Skip to content

Deduplication

Built-in deduplication

As a monitoring task runs in interval after you start continuous checking, it is certain that duplicate items will be fetched.

Before saving fetched items, there is a duplication check on value of contentHash.

contentHash is automatically generated from title, link, descirption, if not set manually.

If found previous saved item which has same contentHash by same monitoring task, the new one will be skipped when saving.

Manually skip

Even with built-in deduplication, repeated parsing will still waste your time and resource even get banned by website's frequency restriction.

We strong recommend you skipping duplicate item in script manually with jiant.get.prevItem.

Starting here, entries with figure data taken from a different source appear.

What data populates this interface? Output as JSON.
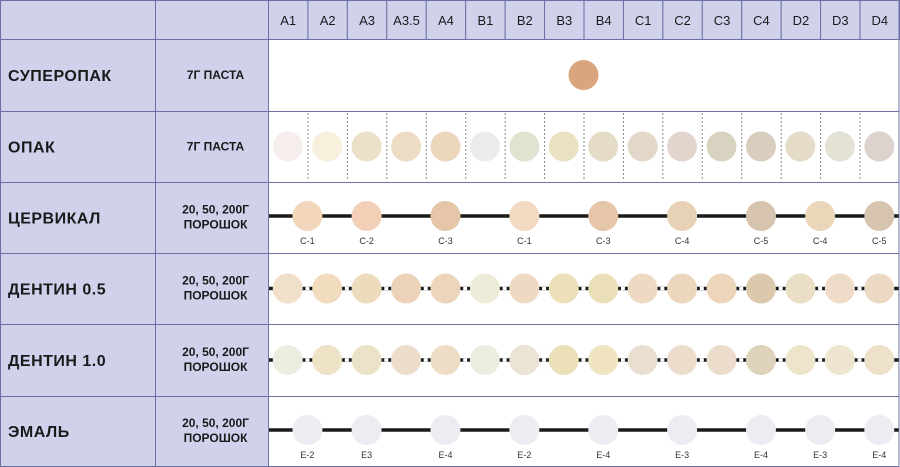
{
  "shades": [
    "A1",
    "A2",
    "A3",
    "A3.5",
    "A4",
    "B1",
    "B2",
    "B3",
    "B4",
    "C1",
    "C2",
    "C3",
    "C4",
    "D2",
    "D3",
    "D4"
  ],
  "rows": [
    {
      "name": "СУПЕРОПАК",
      "form": [
        "7Г ПАСТА"
      ],
      "swatches": [
        {
          "col": 7.5,
          "color": "#d8a57e"
        }
      ],
      "line": false,
      "dashed": false,
      "labels": []
    },
    {
      "name": "ОПАК",
      "form": [
        "7Г ПАСТА"
      ],
      "swatches": [
        {
          "col": 0,
          "color": "#f6eeec"
        },
        {
          "col": 1,
          "color": "#f6f0dd"
        },
        {
          "col": 2,
          "color": "#ede0c8"
        },
        {
          "col": 3,
          "color": "#ecdcc3"
        },
        {
          "col": 4,
          "color": "#ecd6bc"
        },
        {
          "col": 5,
          "color": "#ececec"
        },
        {
          "col": 6,
          "color": "#e2e2d0"
        },
        {
          "col": 7,
          "color": "#eae1c2"
        },
        {
          "col": 8,
          "color": "#e4dcc6"
        },
        {
          "col": 9,
          "color": "#e2d7c9"
        },
        {
          "col": 10,
          "color": "#e3d5cd"
        },
        {
          "col": 11,
          "color": "#d8d3c0"
        },
        {
          "col": 12,
          "color": "#d9cdbe"
        },
        {
          "col": 13,
          "color": "#e4dcc9"
        },
        {
          "col": 14,
          "color": "#e4e1d5"
        },
        {
          "col": 15,
          "color": "#dcd2ce"
        }
      ],
      "line": false,
      "dashed": true,
      "labels": []
    },
    {
      "name": "ЦЕРВИКАЛ",
      "form": [
        "20, 50, 200Г",
        "ПОРОШОК"
      ],
      "swatches": [
        {
          "col": 0.5,
          "color": "#f2d7bd",
          "label": "C-1"
        },
        {
          "col": 2,
          "color": "#f1d0b7",
          "label": "C-2"
        },
        {
          "col": 4,
          "color": "#e6c6a9",
          "label": "C-3"
        },
        {
          "col": 6,
          "color": "#f3d9c1",
          "label": "C-1"
        },
        {
          "col": 8,
          "color": "#e6c6a9",
          "label": "C-3"
        },
        {
          "col": 10,
          "color": "#e7d2b8",
          "label": "C-4"
        },
        {
          "col": 12,
          "color": "#d7c4ae",
          "label": "C-5"
        },
        {
          "col": 13.5,
          "color": "#ead6b8",
          "label": "C-4"
        },
        {
          "col": 15,
          "color": "#d7c4ae",
          "label": "C-5"
        }
      ],
      "line": true,
      "dashed": false,
      "labels": [
        "C-1",
        "C-2",
        "C-3",
        "C-1",
        "C-3",
        "C-4",
        "C-5",
        "C-4",
        "C-5"
      ]
    },
    {
      "name": "ДЕНТИН 0.5",
      "form": [
        "20, 50, 200Г",
        "ПОРОШОК"
      ],
      "swatches": [
        {
          "col": 0,
          "color": "#f0dfc9"
        },
        {
          "col": 1,
          "color": "#f1dcc0"
        },
        {
          "col": 2,
          "color": "#ecdcbd"
        },
        {
          "col": 3,
          "color": "#ebd2b8"
        },
        {
          "col": 4,
          "color": "#ecd5ba"
        },
        {
          "col": 5,
          "color": "#eeecd8"
        },
        {
          "col": 6,
          "color": "#efd9c3"
        },
        {
          "col": 7,
          "color": "#ede0b9"
        },
        {
          "col": 8,
          "color": "#ebdfb7"
        },
        {
          "col": 9,
          "color": "#eedac3"
        },
        {
          "col": 10,
          "color": "#ecd6bd"
        },
        {
          "col": 11,
          "color": "#ecd5bb"
        },
        {
          "col": 12,
          "color": "#dbc8ad"
        },
        {
          "col": 13,
          "color": "#eadfc5"
        },
        {
          "col": 14,
          "color": "#efdcc8"
        },
        {
          "col": 15,
          "color": "#ecd9c3"
        }
      ],
      "line": true,
      "dashed": false,
      "labels": []
    },
    {
      "name": "ДЕНТИН 1.0",
      "form": [
        "20, 50, 200Г",
        "ПОРОШОК"
      ],
      "swatches": [
        {
          "col": 0,
          "color": "#ecede0"
        },
        {
          "col": 1,
          "color": "#eee2c7"
        },
        {
          "col": 2,
          "color": "#ebe3c8"
        },
        {
          "col": 3,
          "color": "#ecddcb"
        },
        {
          "col": 4,
          "color": "#eeddc5"
        },
        {
          "col": 5,
          "color": "#ececdf"
        },
        {
          "col": 6,
          "color": "#ebe3d3"
        },
        {
          "col": 7,
          "color": "#ece0b8"
        },
        {
          "col": 8,
          "color": "#efe4bf"
        },
        {
          "col": 9,
          "color": "#e9dfd1"
        },
        {
          "col": 10,
          "color": "#ecdccb"
        },
        {
          "col": 11,
          "color": "#ebdccb"
        },
        {
          "col": 12,
          "color": "#dfd3bb"
        },
        {
          "col": 13,
          "color": "#ece5cc"
        },
        {
          "col": 14,
          "color": "#ede4d1"
        },
        {
          "col": 15,
          "color": "#eee1c9"
        }
      ],
      "line": true,
      "dashed": false,
      "labels": []
    },
    {
      "name": "ЭМАЛЬ",
      "form": [
        "20, 50, 200Г",
        "ПОРОШОК"
      ],
      "swatches": [
        {
          "col": 0.5,
          "color": "#ececf3",
          "label": "E-2"
        },
        {
          "col": 2,
          "color": "#ececf3",
          "label": "E3"
        },
        {
          "col": 4,
          "color": "#ececf3",
          "label": "E-4"
        },
        {
          "col": 6,
          "color": "#ececf3",
          "label": "E-2"
        },
        {
          "col": 8,
          "color": "#ececf3",
          "label": "E-4"
        },
        {
          "col": 10,
          "color": "#ececf3",
          "label": "E-3"
        },
        {
          "col": 12,
          "color": "#ececf3",
          "label": "E-4"
        },
        {
          "col": 13.5,
          "color": "#ececf3",
          "label": "E-3"
        },
        {
          "col": 15,
          "color": "#ececf3",
          "label": "E-4"
        }
      ],
      "line": true,
      "dashed": false,
      "labels": [
        "E-2",
        "E3",
        "E-4",
        "E-2",
        "E-4",
        "E-3",
        "E-4",
        "E-3",
        "E-4"
      ]
    }
  ],
  "colors": {
    "header_fill": "#d0d2ec",
    "border": "#6d6fa6",
    "line": "#1a1a1a"
  }
}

if found duplicate item, use the previous one and skip parsing.

WARNING

Do not forget commenting out it when debugging, otherwise it will always load previous saved items.

js
// script in side panel
const $ = await jiant.get.$()
let items = []

// get all links from index list page
let links = $('ul.example-list li')
  .toArray()
  .map(e => $(e).find('a').attr('href'))

for (const link of links) {
  // find previous item with the same link
  let prevItem = await jiant.get.prevItem({ link }) 
  // if found, return the previous one and skip to avoid duplicate parsing.
  if (prevItem) { 
    items.push(prevItem) 
    continue
  } 
  
  // if not found, push to the detail page
  await jiant.action.pushURL(link)

  // waiting for page loaded then get the page content
  let n$ = await jiant.get.$()
  
  // parsing more info on detail page
  let title = n$('h2.title').first().text()
  let description = n$('div.main-text').first().text()
  items.push({
    title, description, link
  })
  // try next link
}

return { items }

Disable built-in deduplication

Sometime if you want to save duplicate item, you can set DUPLICATE_CHECK_IN_MS in configure (JSON) for specific task.